Today was the first day of the Telluric Line Hack Week at Flatiron. We got an amazing crowd to New York, to discuss (and, of course, hack on) some pretty technical matters. But of course this is really about extremely high precision radial-velocity spectroscopy, and this is a community that is detail-oriented, technical, and careful!

The first day was a get-to-know-each-other day, in which we introduced ourselves, and then talked through existing projects, data sets, and instruments. I learned a huge amount today; I'm reeling! Here are a few very subjective highlights:

In the introductions, some common themes appeared. For example, many people using physical models for tellurics want to become more data-driven, and people using data-driven techniques want to be more physics-motivated. So there is a great opportunity this week for hybrid methods, that make use of the physical models, but only use data-driven approaches to model residuals away from the physical models.
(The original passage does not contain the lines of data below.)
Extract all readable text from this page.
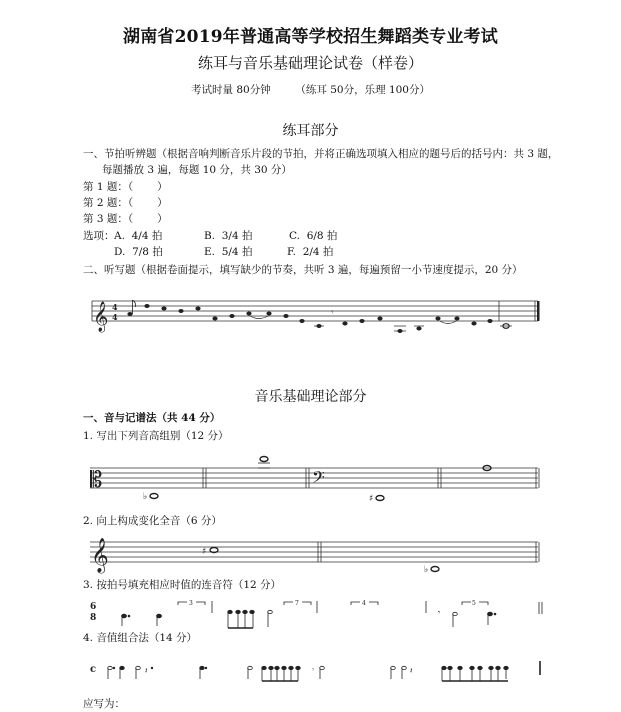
湖南省2019年普通高等学校招生舞蹈类专业考试
练耳与音乐基础理论试卷（样卷）
考试时量 80分钟 （练耳 50分，乐理 100分）
练耳部分
一、节拍听辨题（根据音响判断音乐片段的节拍，并将正确选项填入相应的题号后的括号内：共 3 题，
每题播放 3 遍，每题 10 分，共 30 分）
第 1 题：（ ）
第 2 题：（ ）
第 3 题：（ ）
选项： A. 4/4 拍	B. 3/4 拍	C. 6/8 拍
D. 7/8 拍	E. 5/4 拍	F. 2/4 拍
二、听写题（根据卷面提示，填写缺少的节奏，共听 3 遍，每遍预留一小节速度提示，20 分）
𝄞 4
4	𝄾
音乐基础理论部分
一、音与记谱法（共 44 分）
1. 写出下列音高组别（12 分）
𝄡
♭
𝄢
♯
2. 向上构成变化全音（6 分）
𝄞	♯
♭
3. 按拍号填充相应时值的连音符（12 分）
6
8
3	7	4
𝄾
5
4. 音值组合法（14 分）
c	𝄽	𝄾	𝄽
应写为：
Information theory came up more than once; we might do a break-out on this. In particular, we discussed the point (that I love) that what is traditionally done in fitting for RVs is an approximation to the Right Thing To Do (tm), possibly with slightly more robustness. Bedell and I really really ought to write a paper on this! But it is interesting and non-trivial to understand what techniques saturate measurement bounds, and under what assumptions. Unfortunately you can't ask these questions without making very strong assumptions.

In the discussion of hardware details, I was even more motivated than usual to say that we ought to be doing our RV fitting in the two-dimensional spectrograph data (rather than extracting to one dimensional spectra first). I was surprised to learn that many of the hardware people in the room agreed with that! So this seems like a productive direction to start looking.

Sharon Wang (DTM) is doing some interesting work trying to figure out what is really the noise floor from unmodeled telluric features in the atmosphere. That is a great question! She is asking it to bolster or criticize or set the context for going to space. Should we be doing RV in space?

Very excitingly for me, there was lots of enthusiasm in the room for learning about and trying wobble, which is Bedell's method and software for simultaneous data-driven fitting of tellurics and star. The discussion at the end of the day was all about this method, and the questions in the room were excellent, awesome, and frightening. But if all goes well we will launch quite a few projects this week.